ROBERTSON: “The question would be, ladies and gentlemen, if a million Christians want to go to Saudi Arabia and say, “We want to pray,” you can’t pray in Saudi Arabia. You can’t have religious literature in Saudi Arabia. You can’t get together in Bible study groups in Saudi Arabia. As far as having special places for foot-washing and all that, no way. You will abide by Sharia law because they’re in control.

“Ladies and gentlemen, we have to recognize that Islam is not a religion. It is a worldwide political movement meant on domination of the world. And it is meant to subjugate all people under Islamic law. In the Quran, it says it very clearly. There are two spheres. One is the Dar al-Harb, which is the realm of war. The other is Dar al-Islam, which is that part that’s under submission to Islam. There is no middle ground. You’re either at war or you’re under submission. Now, that’s the way they think.”

Pat Robertson is either an Islamic scholar or he is a liar. After claiming last year to be able to leg press 2000 lb. (breaking the previous record of 600 lb. set the previous year by a 21 year old football player in Florida), I think we may safely conclude that the latter word best describes him. More proof? Here’s Bishop Paul Hinder of the Catholic Church, speaking last week to Al Jazeera: speaking about the Christian communities in Saudi Arabia, he said: “It’s not an open church. Privately the Christians may gather in their houses in a very discreet manner. Of course it’s not easy to be a bishop here [in the Gulf],” he said. “But at least regarding the church life it is full of vitality.”

Churches meeting in homes, under threat of persecution..hmmm. That reminds me of those very first groups of new Christians who, in Acts 2, are described this way: “Day by day..they broke bread at home and ate their food with glad and generous hearts, praising God and having the goodwill of all the people. And day by day the Lord added to their number those who were being saved.”

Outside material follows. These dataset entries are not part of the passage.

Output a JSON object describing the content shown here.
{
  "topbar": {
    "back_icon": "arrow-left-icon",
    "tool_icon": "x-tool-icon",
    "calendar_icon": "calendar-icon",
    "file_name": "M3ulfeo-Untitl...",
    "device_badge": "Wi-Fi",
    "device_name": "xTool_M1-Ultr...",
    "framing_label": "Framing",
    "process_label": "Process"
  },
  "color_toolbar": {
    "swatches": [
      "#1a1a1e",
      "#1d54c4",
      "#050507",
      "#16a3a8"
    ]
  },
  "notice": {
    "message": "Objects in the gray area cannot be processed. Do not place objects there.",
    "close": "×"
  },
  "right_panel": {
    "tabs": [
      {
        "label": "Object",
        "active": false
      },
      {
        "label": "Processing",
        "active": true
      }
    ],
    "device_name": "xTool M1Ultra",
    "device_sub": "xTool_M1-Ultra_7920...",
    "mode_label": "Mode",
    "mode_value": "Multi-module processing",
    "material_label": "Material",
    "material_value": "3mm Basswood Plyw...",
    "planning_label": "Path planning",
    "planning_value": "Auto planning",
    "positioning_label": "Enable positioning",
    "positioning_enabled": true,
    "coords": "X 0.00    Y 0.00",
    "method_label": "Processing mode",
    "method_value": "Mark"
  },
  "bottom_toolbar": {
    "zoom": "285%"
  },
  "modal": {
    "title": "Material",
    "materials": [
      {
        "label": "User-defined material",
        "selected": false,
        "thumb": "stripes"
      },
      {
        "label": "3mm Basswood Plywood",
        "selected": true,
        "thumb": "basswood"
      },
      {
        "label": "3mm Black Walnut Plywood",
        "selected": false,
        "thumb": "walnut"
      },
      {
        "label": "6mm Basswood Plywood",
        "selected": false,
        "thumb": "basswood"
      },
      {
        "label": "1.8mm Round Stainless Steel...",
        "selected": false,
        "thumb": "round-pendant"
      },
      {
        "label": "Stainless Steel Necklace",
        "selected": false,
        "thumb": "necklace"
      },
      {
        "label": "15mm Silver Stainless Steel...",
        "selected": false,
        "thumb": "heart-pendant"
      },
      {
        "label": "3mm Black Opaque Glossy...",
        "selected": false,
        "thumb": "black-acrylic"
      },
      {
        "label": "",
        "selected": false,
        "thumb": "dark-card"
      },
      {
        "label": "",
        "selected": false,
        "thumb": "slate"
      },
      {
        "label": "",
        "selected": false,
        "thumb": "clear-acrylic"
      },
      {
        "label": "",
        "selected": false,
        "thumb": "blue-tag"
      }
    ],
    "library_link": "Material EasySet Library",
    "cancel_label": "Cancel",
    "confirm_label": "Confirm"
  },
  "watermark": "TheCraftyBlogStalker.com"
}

Robertson says people in Saudi Arabia can’t pray because they don’t have churches to pray in. That’s like saying kids don’t pray at school because the principal isn’t allowed to get on the loudspeaker and lead them in a (written) prayer. And, correct me if I’m wrong, but didn’t Jesus wash the feet of his disciples in a rented upstairs room? He didn’t need a church or synagogue to fill a basin and wrap a towel around himself, and his movement did pretty well for quite a few years, I would say.

Religion is precisely the problem, whether it adorns the pulpits of Muslim imams or the soapboxes of people like Robertson. Religion says that doctrine is more important than people. It elevates human depravities to sacred standing, as it picks and chooses supportive verses and half-verses from its sacred writings to give credibility (read: power) to whatever religious dogmatist has the fastest printing press, the loudest speakers, or the greatest broadcast coverage.

The birthrate of Muslims will cause massive change in the coming decades. It is much higher in every nation where Muslims live than is the birthrate among “natives” of those countries. And the Christian religion has done little to win the hearts and minds of any of those Muslim babies or their parents! (In the Gaza strip of Israel, recently taken over by the Hammas- militant Muslims- there are almost 1, 600, 000 Palestinian Christians, half of which are children. They are going to be forced to become Muslim, which probably won’t be difficult for them since the Christian religion of the United States and Europe has virtually abandoned them for many years, because religion says it is more religious to support Israel in their oppression of Palestinians, no matter what their flavor.)

The early followers of Jesus were persecuted, imprisoned, and even slain. Yet it was from their example of outrageous, self-giving love that a flourishing Church grew. They were followers of Jesus, not Christian religionists. They looked to Jesus for answers to their predicament and heard things like, “Love your enemy” and “Turn the other cheek.” Christian religionists, with monetary and egoistic interests in the preservation of their precious institutions, answer with “increase the military budget” and “send your children to war” and “call in your tax deductible donation to our ministry today.”

2 thoughts on “Pat Robertson and the Religion of Fear

  1. It is so easy to fear and then hate what we don’t know very much about. Then when a public figure like Pat feeds our fear and hate, it can only grow. I’m not a scholar in Islam but I have heard discussions from those described as moderates They seem to love the same things that I love and are afraid of the same things too. The noisy extreams (from both sides) drown out intelligent discussions. Only God can figure this one out.

  2. Robertson, et.al., seize on those tiny differences among people and plow, fertilize, and attempt to turn them into great forests of mystery which they are the only ones capable of tending. We (you and I) have been so deeply privileged to sit with people utterly unlike ourselves (people which 99.9% of everyone else would call despicable) and KNOW their humanity and belovedness. It makes us, I think, sensitive to the foulness of people like Robertson who view humanity as a hierarchy over which they reign.